Notable caída en la creación de empleos

Notable caída en la creación de empleos

Nota publicada en la sección Opinión del Diario Clarin

 

 

 

Aún por sobre las dificultades estadísticas creadas por las manipulaciones oficiales, es sabido que el empleo en Argentina del siglo XXI ha crecido mucho. No serán los cinco millones que se mencionan pero sí 3,5 millones desde 2003.

La mayor parte de esa cifra son nuevos puestos asalariados, para más datos, protegidos. En cifras redondas 2,8 millones de los primeros y medio millón de precarios.
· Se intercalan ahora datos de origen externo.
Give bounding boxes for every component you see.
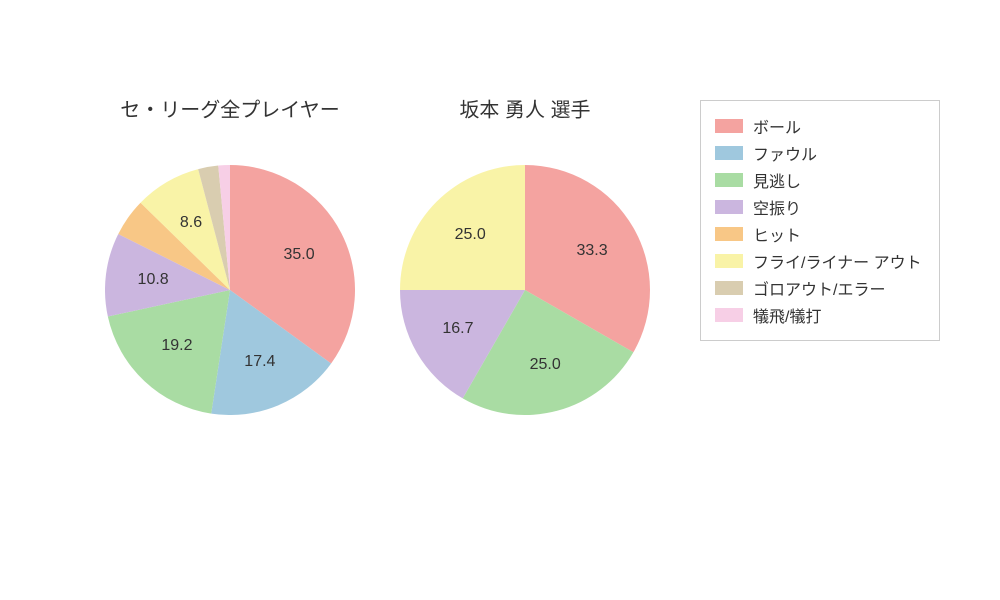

De ese modo, los porcentajes de incidencia de estos últimos dentro del personal en relación de dependencia en el total del país (no sólo en la parte urbana cubierta por la EPH), disminuyeron fuertemente de 43,8% en 2003 a 36,4% en 2010. El logro es importante sin duda alguna, ya que ubica la proporción en los valores de comienzos de los noventa aunque todavía por encima de los años finales de la denostada década de los años ochenta.

Lo singular es que los puestos precarios destruidos entre 1999 y 2002 se recuperaron entre 2003 y 2007 casi en un 80%. La diferencia notable ocurrió entre los protegidos: en el primer lapso se perdieron 1,3 millones de puestos asalariados y entre 2003 y 2007 se crearon poco más de tres millones.

Al propio tiempo, esta dinámica cambió rotundamente en los cuatro últimos años. Del aumento en torno del 5% anual del empleo a la salida de la crisis, con valores muy altos y próximos al del aumento del producto, pasamos al período 2007-2010 en el que hay que sumar todos los años para llegar a dicho porcentaje. Es decir una notable caída de la creación de empleo.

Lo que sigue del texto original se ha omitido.